およそ2ヵ月からの乳児を保育することは、家庭という環境から全てを異にする集団保育のなかに移ることですから、この環境の変化は乳児にとって大きな侵襲です。家庭内に存在する微生物と、保育所内の微生物とでは内容が異なるし、子どもにとって全く新しい世界に入ると考えなければなりません。そのうえ入園時の子どもの月齢が6ヵ月や10ヵ月と高くなると、家庭という環境に適応するように育ってきたし、母と子が結びついているのですから、子どもにとっては、全く新しい生活とのふれあいだということを理解して、保育を心がけなければなりません。即ち家庭保育と、保育所保育の連携(後出)が必要です。
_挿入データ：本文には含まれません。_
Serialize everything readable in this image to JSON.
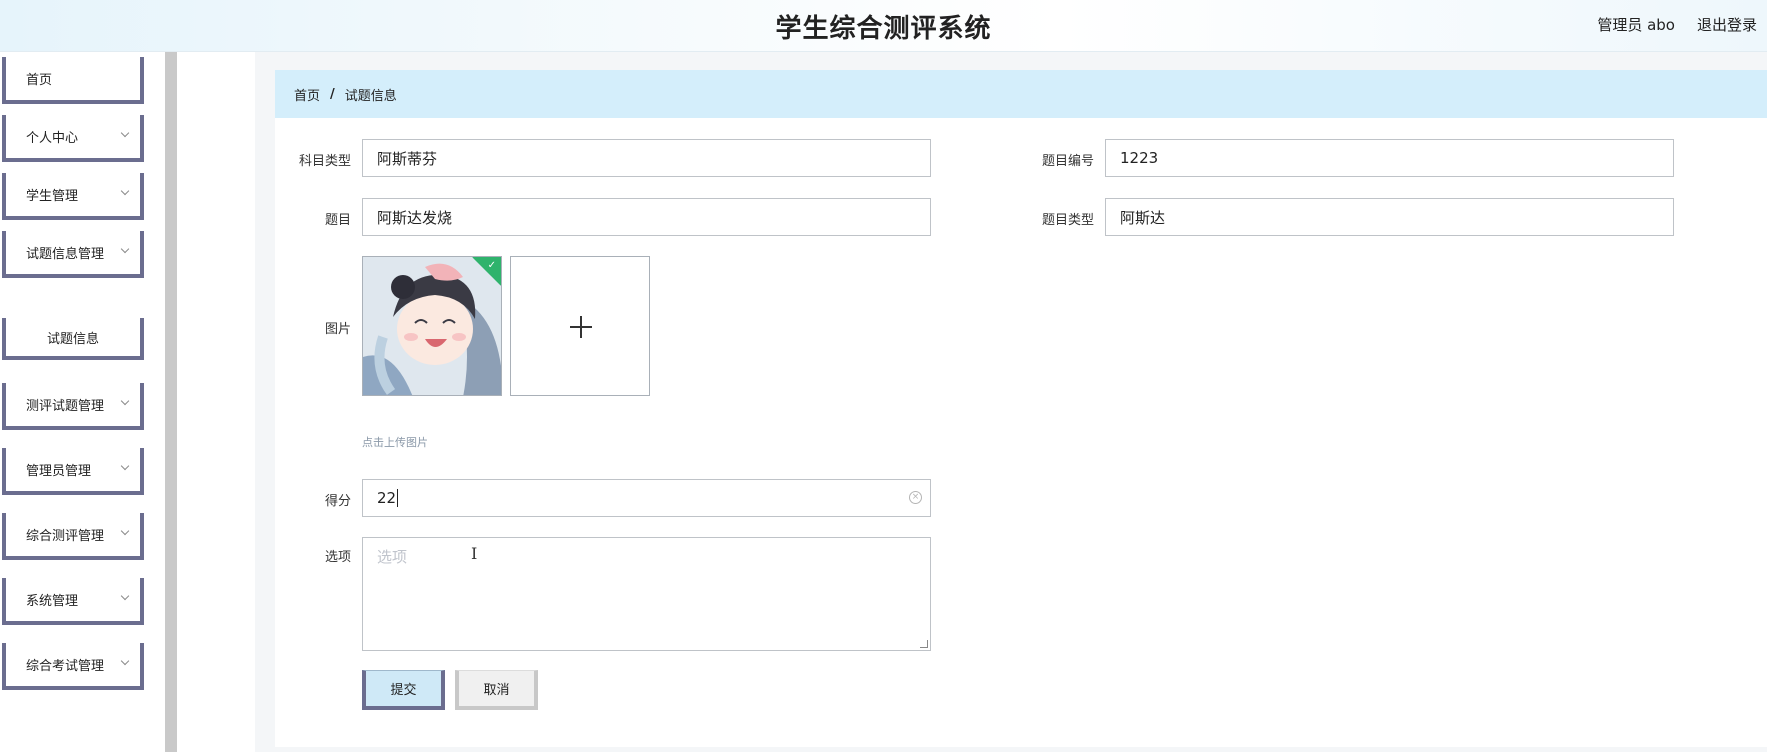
{
  "header": {
    "title": "学生综合测评系统",
    "user_label": "管理员 abo",
    "logout_label": "退出登录"
  },
  "sidebar": {
    "items": [
      {
        "label": "首页",
        "has_arrow": false
      },
      {
        "label": "个人中心",
        "has_arrow": true
      },
      {
        "label": "学生管理",
        "has_arrow": true
      },
      {
        "label": "试题信息管理",
        "has_arrow": true
      },
      {
        "label": "试题信息",
        "has_arrow": false,
        "sub": true
      },
      {
        "label": "测评试题管理",
        "has_arrow": true
      },
      {
        "label": "管理员管理",
        "has_arrow": true
      },
      {
        "label": "综合测评管理",
        "has_arrow": true
      },
      {
        "label": "系统管理",
        "has_arrow": true
      },
      {
        "label": "综合考试管理",
        "has_arrow": true
      }
    ]
  },
  "breadcrumb": {
    "home": "首页",
    "separator": "/",
    "current": "试题信息"
  },
  "form": {
    "subject_type": {
      "label": "科目类型",
      "value": "阿斯蒂芬"
    },
    "question_no": {
      "label": "题目编号",
      "value": "1223"
    },
    "question": {
      "label": "题目",
      "value": "阿斯达发烧"
    },
    "question_type": {
      "label": "题目类型",
      "value": "阿斯达"
    },
    "image": {
      "label": "图片",
      "hint": "点击上传图片"
    },
    "score": {
      "label": "得分",
      "value": "22"
    },
    "options": {
      "label": "选项",
      "placeholder": "选项"
    },
    "submit_label": "提交",
    "cancel_label": "取消"
  },
  "icons": {
    "upload": "plus-icon",
    "clear": "circle-x-icon",
    "uploaded": "check-icon",
    "menu_arrow": "chevron-down-icon"
  },
  "colors": {
    "breadcrumb_bg": "#d4eefb",
    "menu_border": "#6b6d8f",
    "submit_bg": "#cfe9f7",
    "success": "#2fb36c"
  }
}
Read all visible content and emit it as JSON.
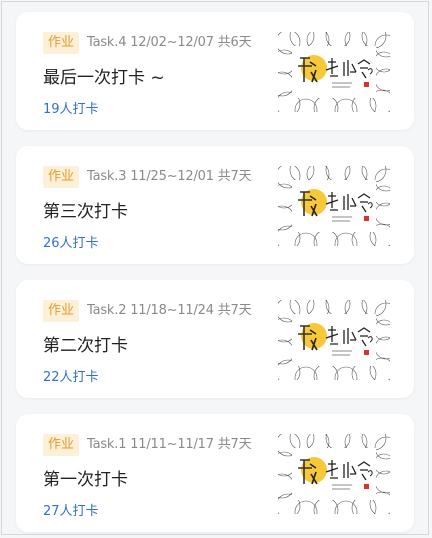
{
  "tasks": [
    {
      "tag": "作业",
      "meta": "Task.4 12/02~12/07 共6天",
      "title": "最后一次打卡 ~",
      "count": "19人打卡",
      "thumbnail": {
        "logo_text": "讀者协会",
        "subtext": "Du Zhe Xie Hui"
      }
    },
    {
      "tag": "作业",
      "meta": "Task.3 11/25~12/01 共7天",
      "title": "第三次打卡",
      "count": "26人打卡",
      "thumbnail": {
        "logo_text": "讀者协会",
        "subtext": "Du Zhe Xie Hui"
      }
    },
    {
      "tag": "作业",
      "meta": "Task.2 11/18~11/24 共7天",
      "title": "第二次打卡",
      "count": "22人打卡",
      "thumbnail": {
        "logo_text": "讀者协会",
        "subtext": "Du Zhe Xie Hui"
      }
    },
    {
      "tag": "作业",
      "meta": "Task.1 11/11~11/17 共7天",
      "title": "第一次打卡",
      "count": "27人打卡",
      "thumbnail": {
        "logo_text": "讀者协会",
        "subtext": "Du Zhe Xie Hui"
      }
    }
  ],
  "colors": {
    "tag_bg": "#fdf0d9",
    "tag_text": "#e89a2c",
    "count_text": "#2f6fd6",
    "logo_yellow": "#f7c83a"
  }
}
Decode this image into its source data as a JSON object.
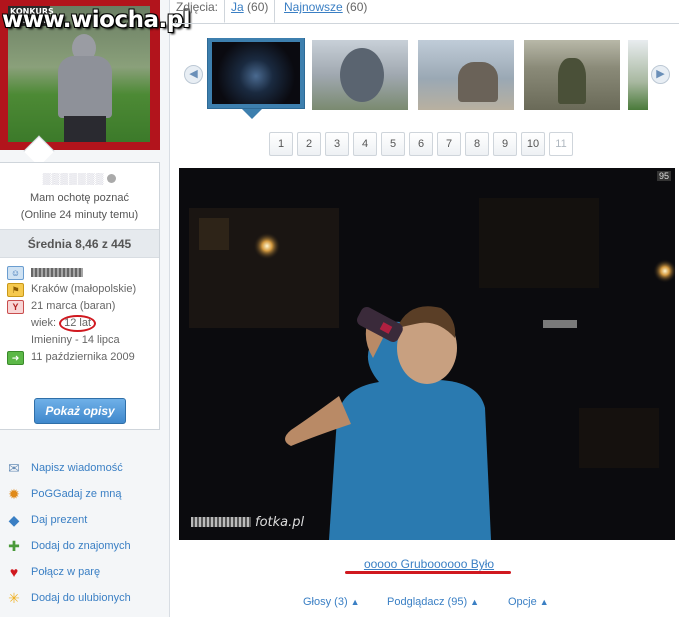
{
  "watermark": "www.wiocha.pl",
  "profile": {
    "photo_tag": "KONKURS TOSHIBA",
    "want_to_meet": "Mam ochotę poznać",
    "online_status": "(Online 24 minuty temu)",
    "average": "Średnia 8,46 z 445",
    "location": "Kraków (małopolskie)",
    "birthday": "21 marca (baran)",
    "age_prefix": "wiek: ",
    "age": "12 lat",
    "name_day": "Imieniny - 14 lipca",
    "joined": "11 października 2009",
    "show_descriptions_button": "Pokaż opisy"
  },
  "actions": [
    {
      "label": "Napisz wiadomość",
      "icon": "envelope-icon"
    },
    {
      "label": "PoGGadaj ze mną",
      "icon": "sun-icon"
    },
    {
      "label": "Daj prezent",
      "icon": "gift-icon"
    },
    {
      "label": "Dodaj do znajomych",
      "icon": "add-friend-icon"
    },
    {
      "label": "Połącz w parę",
      "icon": "heart-icon"
    },
    {
      "label": "Dodaj do ulubionych",
      "icon": "star-icon"
    }
  ],
  "tabs": {
    "label": "Zdjęcia:",
    "items": [
      {
        "name": "Ja",
        "count": "(60)"
      },
      {
        "name": "Najnowsze",
        "count": "(60)"
      }
    ]
  },
  "pagination": [
    "1",
    "2",
    "3",
    "4",
    "5",
    "6",
    "7",
    "8",
    "9",
    "10",
    "11"
  ],
  "photo": {
    "number_badge": "95",
    "credit": "fotka.pl",
    "caption": "ooooo Gruboooooo Było"
  },
  "bottom_links": [
    {
      "label": "Głosy (3)"
    },
    {
      "label": "Podglądacz (95)"
    },
    {
      "label": "Opcje"
    }
  ],
  "colors": {
    "link_blue": "#3a7fc4",
    "selected_thumb_border": "#3d7fae",
    "annotation_red": "#d0181f",
    "profile_frame_red": "#b2141c"
  }
}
また0歳児、1歳児は、心とからだの全ての基礎が発達していくときなので、その保育にかかわる保育所の責任は大きいということを自覚して、自ら研鑽し、親の期待に応える保育を目指していかなければなりません。

 

2 乳児保育の要点

A 健康なときを観察する

乳児は自分から言葉で表現できません。従って保育するものは乳児の様子をみて手をかけるわけです。それは健康なときばかりでなく、病気や異常が起こったときも同じです。更に乳児の特徴とするところは、個人差が大きいということです。それはからだのあらゆるものが発達の過程にあるからです。

例えば乳の飲み方ひとつを例にとってみても、うまく乳首をくわえる乳児もいれば、よくたしかめてからくわえるという乳児もいます。